Read the first comment on the post below. And now, ask: what is a “proper common tongue for common spaces” and what are “common spaces”? Oh, and if I am being pedantic, we have “common” one more time: “common source for grammar, spelling and vocabulary”. Does that refer to colonial grammar rules?
The only thing common in language is communication and that can be done in a multitude of different ways and in many different languages.
This is common and you’ve said this before, I get it. We are socialized from a very young age to learn certain behaviours and often we pass those on without much consideration. In the UK especially, there is a focus on the way someone sounds so again, I get it. This is not to shame anyone but to ask you to consider what “properly” means and why so many people use it, especially with children.
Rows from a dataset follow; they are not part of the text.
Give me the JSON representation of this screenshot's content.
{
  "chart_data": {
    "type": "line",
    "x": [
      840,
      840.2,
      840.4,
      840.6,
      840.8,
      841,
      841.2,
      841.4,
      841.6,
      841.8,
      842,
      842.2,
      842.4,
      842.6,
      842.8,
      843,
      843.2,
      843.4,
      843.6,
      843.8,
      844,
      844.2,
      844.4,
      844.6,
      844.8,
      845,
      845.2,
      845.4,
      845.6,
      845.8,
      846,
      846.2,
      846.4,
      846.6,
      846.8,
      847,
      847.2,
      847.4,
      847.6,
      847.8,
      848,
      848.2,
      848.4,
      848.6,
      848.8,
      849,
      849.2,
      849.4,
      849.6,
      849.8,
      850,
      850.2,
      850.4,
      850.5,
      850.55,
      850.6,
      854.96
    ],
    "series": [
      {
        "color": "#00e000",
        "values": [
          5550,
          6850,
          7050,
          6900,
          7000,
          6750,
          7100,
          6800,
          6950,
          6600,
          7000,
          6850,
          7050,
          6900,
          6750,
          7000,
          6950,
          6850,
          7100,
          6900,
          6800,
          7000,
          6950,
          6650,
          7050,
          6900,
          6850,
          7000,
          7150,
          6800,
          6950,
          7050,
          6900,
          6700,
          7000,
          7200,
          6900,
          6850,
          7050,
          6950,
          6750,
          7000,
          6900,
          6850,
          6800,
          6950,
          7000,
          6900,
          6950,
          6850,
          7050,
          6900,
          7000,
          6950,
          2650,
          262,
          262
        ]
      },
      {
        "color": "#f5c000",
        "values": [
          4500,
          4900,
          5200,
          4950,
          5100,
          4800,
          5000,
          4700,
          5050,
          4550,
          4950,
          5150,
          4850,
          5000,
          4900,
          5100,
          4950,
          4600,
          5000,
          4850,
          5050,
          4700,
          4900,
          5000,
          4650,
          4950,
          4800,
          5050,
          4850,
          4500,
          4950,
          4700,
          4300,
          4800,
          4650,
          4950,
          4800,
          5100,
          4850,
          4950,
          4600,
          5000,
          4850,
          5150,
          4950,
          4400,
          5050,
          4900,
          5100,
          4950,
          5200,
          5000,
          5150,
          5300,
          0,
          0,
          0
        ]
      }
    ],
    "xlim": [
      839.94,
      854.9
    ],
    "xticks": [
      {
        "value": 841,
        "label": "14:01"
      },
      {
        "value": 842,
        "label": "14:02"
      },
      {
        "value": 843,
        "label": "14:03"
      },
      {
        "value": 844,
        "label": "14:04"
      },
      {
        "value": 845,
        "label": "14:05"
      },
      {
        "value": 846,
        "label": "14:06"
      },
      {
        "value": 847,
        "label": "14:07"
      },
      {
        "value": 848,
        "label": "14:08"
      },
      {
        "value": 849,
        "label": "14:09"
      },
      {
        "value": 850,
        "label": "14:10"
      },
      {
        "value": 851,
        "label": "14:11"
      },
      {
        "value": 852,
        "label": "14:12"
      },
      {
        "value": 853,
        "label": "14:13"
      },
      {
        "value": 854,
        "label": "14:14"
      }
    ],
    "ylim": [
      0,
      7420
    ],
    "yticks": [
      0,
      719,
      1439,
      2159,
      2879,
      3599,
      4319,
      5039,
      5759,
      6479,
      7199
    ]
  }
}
The Pygmalion effect is the notion that high expectations improve performance, but low expectations lead to worse outcomes (Ex. If a boss expects a lot from an employee, they will meet or exceed expectations, but if the reverse is the case and expectations are low, outcomes will also be low.)
Thank you Malwina for a human touch in an increasingly inhumane world. Beautiful thoughts and humanity in your words. As always no one is better than anyone else. Not west over east or one race over another or one class over another. What is the point of pointing out the proper and to what end? Why bother to ‘fit in’ and why would we want to anymore. Agree with you in every respect and thank you again for all your gentle reminders. Language is used to reinforce bigotry and racism and classism and ‘otherness’. Thank you for unpacking that and making it plain.